How To Improve Mobile Page Speed

Why Mobile Optimization Is A Must

Mobile optimization excerpts have agreed that three seconds is the key for mobile load time. If a page takes more than three seconds to load on mobile, customers move to compete websites, giving you lower conversations and a worse brand reputation. Under three seconds, and your customers are happy. Use these key steps for mobile optimization and improve your mobile page speed. 

Measure And Minimize Server Response Time

Your mobile page speed is determined by your web coding, and also on your server. The longer your server waits to respond to a request from a browser, the slower your page load time will be. Experts suggest that your server should start transmitting the first byte of resources within 200 milliseconds of a request. The time that passes before a response from the server is also called waiting time, or time to first byte.

There are three main methods to elevate your server response time, after checking it with tools like GreenCheck monitors:

  • Improve your web server software or configuration
  • Enhance the quality and scope of your web hosting service, and in particular, make sure you have adequate CPU and memory resources
  • Reduce the resources required by your web pages

Avoid Or Minimize Redirects To Accelerate Mobile Page Speed

Redirects are instructions that automatically take website visitors from one page to another location. Each redirect takes up time, creating a slower page load. This is a problem on mobile devices because they often rely on less reliable networks than desktop users do. 

301s, which are the most common kind of page redirects, guide website visitors from outdated web pages to newly designed ones with different URLs. 301s are often needed, but they can take up a large chunk of mobile load time. Redirects are often the single largest source of wasted time in your code and can dramatically affect your page speed. The first step to solve this is to check the number of redirects on your site with a redirect mapper. 

Measure Round-Trip Times

Round-trip time (RTT) is the time needed for a request for data to be transmitted from a desktop computer or mobile device to a target destination, such as a remote computer, and the complete return of that data. 

RTT can be measured by pinging an address. The exact interval of an RTTdepends on several different factors, including the connection source, the connection medium, the physical distance between the actual source and the remote system, the number of nodes between them, traffic amount, and the number of other requests handled by the server. 
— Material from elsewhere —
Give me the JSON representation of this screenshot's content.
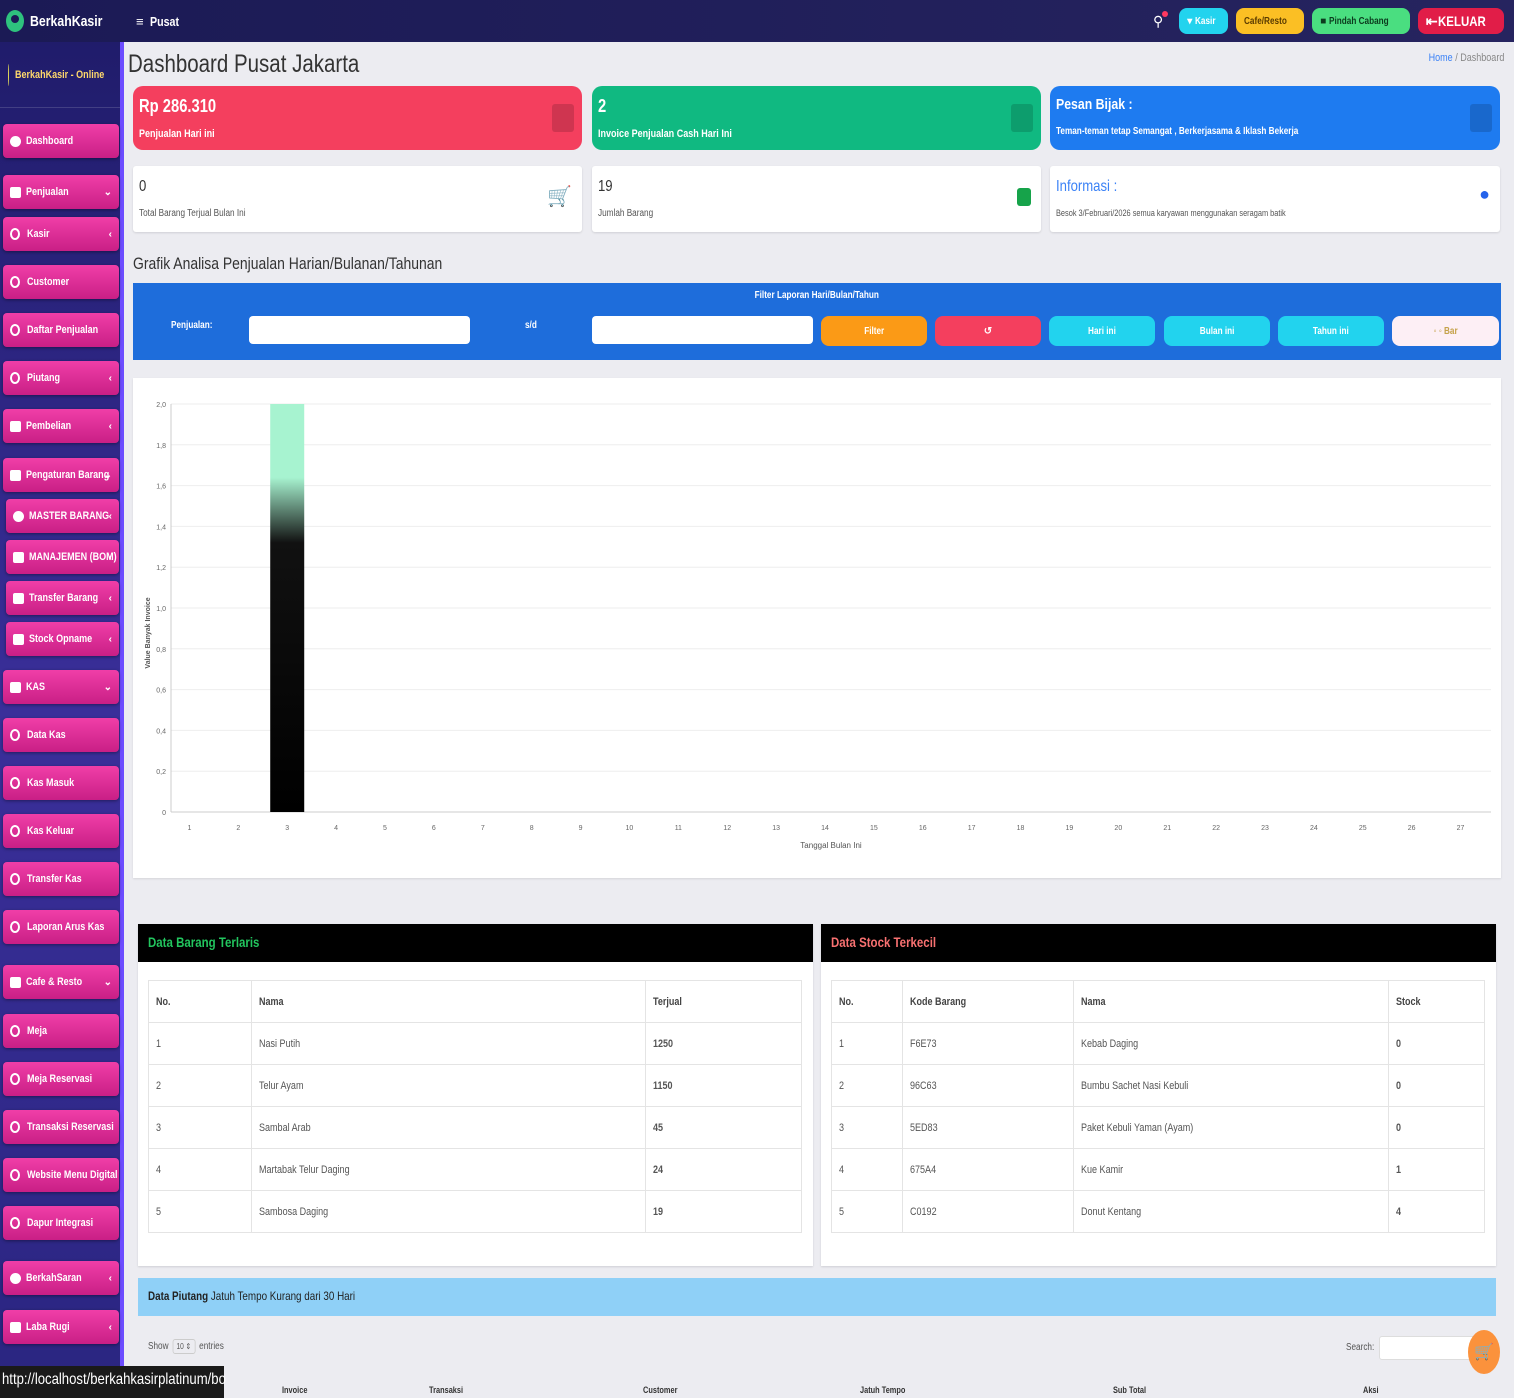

Each RTT adds a quantum of time to your total mobile load time. This is why it is best practice to decrease the number of sequential roundtrips by making sure that resources are transmitted in parallel and by getting rid of any excess weight. As well avoiding redirects, you can try combining scripts to avoid repeated time-consuming RTT, in particular by combining in as few files as possible:

  • External JavaScripts
  • External CSS
  • Images using CSS sprites

Load Above The Fold Content Before Below The Fold Content

Your website should only load the content that a mobile user sees first before any content that they might see later on. Code your web pages so that your server sends the data that is needed to display above-the-fold content first. Even if a page is incomplete, the user will experience the content as ready sooner. In its mobile page speed tests, Google calls out pages that fail to load above the fold content first. They recommend that you should prioritize visible content. 

Put JS At The Bottom and CSS At The Top Of HTML Files

Javascript is used to bring interactivity to your online pages, such as buttons and their responses or data that is entered into forms, dynamic styling, and animation. JS scripts prevent parallel downloads, however. When JS code is loading, the browser will not start other downloads. To get your page to load faster, move any JS scripts to the bottom of the page if you can. That will let HTML content display before the JavaScript is loaded, enabling you to display a page-if-loading spinner or another message to a mobile visitor. 

CSS, or Cascading Style Sheets, detail how HTML elements should be displayed on your web page. When you these stylesheets at the beginning of your programming document, your pages will appear to be loading faster. By putting your CSS at the top, your browser can display whatever content it has as soon as possible.